Conclusion and future outlooks

We conclude that it is still realistic to assume that global emissions can track high-emission scenarios. One may argue that although fast emission growth has become undoubtedly less likely, high-end scenarios such as RCP8.5 are not yet impossible and still relevant. In particular, to assess the full range of possible climate change impacts for investments with long time horizons. Therefore, the full range of emission scenarios remains important as inputs to scenario-based analysis assessing possible climate impacts, particularly for investments with long time horizons. But for this, RCP8.5 should be described as a low-possibility, high-impact case, and not as a business-as-usual case. Best-guess scenarios tend to have a short shelf life and using only those may lead to a mistaken sense of certainty for scenario-based assessments and policy decisions. Medium scenarios may represent best-guesses, and thus IS92a may present an example of a best-guess scenario that has matched the historical global emissions pathway well. However, IS92a has been less successful in capturing historical developments in regional emissions.

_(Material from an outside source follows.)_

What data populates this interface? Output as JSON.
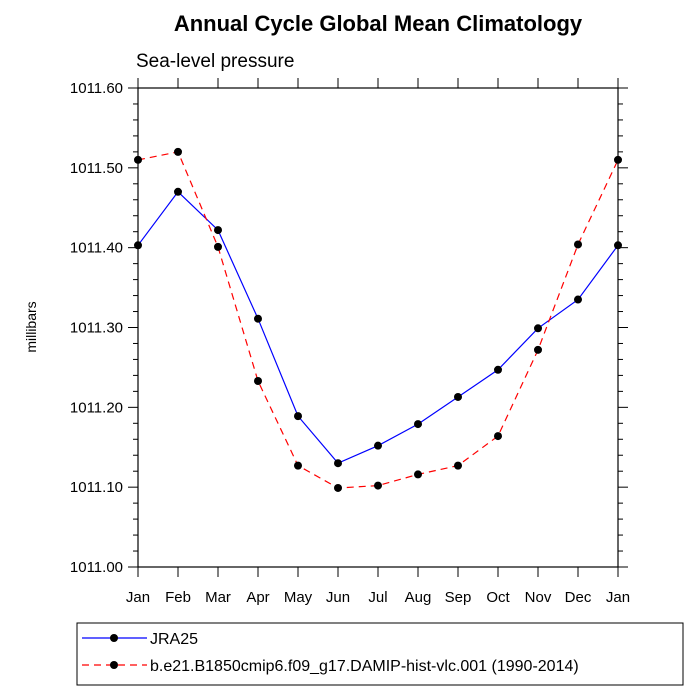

Regarding mitigation analyses, the choice of a high or medium baseline is less relevant since, especially in the short-term, the gap between any baseline scenario and 2° or 1.5° scenarios is still very large, requiring global emissions to be urgently reduced.

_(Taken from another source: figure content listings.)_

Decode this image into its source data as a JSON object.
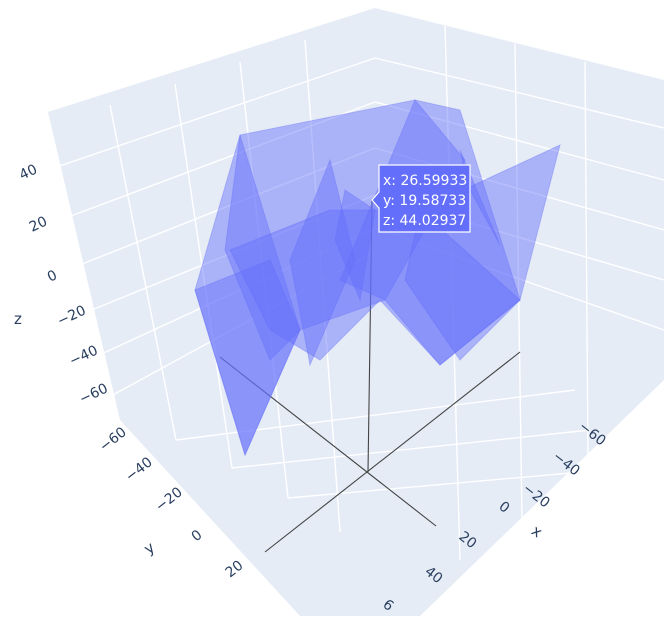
{
  "chart_data": {
    "type": "mesh3d",
    "axes": {
      "x": {
        "label": "x",
        "ticks": [
          "−60",
          "−40",
          "−20",
          "0",
          "20",
          "40",
          "6"
        ]
      },
      "y": {
        "label": "y",
        "ticks": [
          "−60",
          "−40",
          "−20",
          "0",
          "20"
        ]
      },
      "z": {
        "label": "z",
        "ticks": [
          "40",
          "20",
          "0",
          "−20",
          "−40",
          "−60"
        ]
      }
    },
    "mesh_color": "#636efa",
    "opacity": 0.5,
    "hover": {
      "x": "x: 26.59933",
      "y": "y: 19.58733",
      "z": "z: 44.02937"
    }
  }
}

The essence of emission scenario development is to explore a range of possible pathways and their relevance. The long history of inaccurate predictions concerning oil prices or energy use demonstrates that it has been, and it will remain challenging to foresee shifts in economic and technological development paths at the global and regional levels. Hence, providing a wide range of scenarios with distinct regional characteristics remains a fundamental approach to inform policy meaningfully. If high-emission scenarios would ever be realized, this may particularly result from developments in non-OECD emissions as they are linked to consumption in the OECD countries, the still large quantities of fossil-fuel reserves available in the South, and associated national and international energy investments. Even if territorial emissions in OECD countries would decrease, the implications of economic interconnections between high- and low-income countries for global emissions should be further investigated, e.g., in new scenario analysis.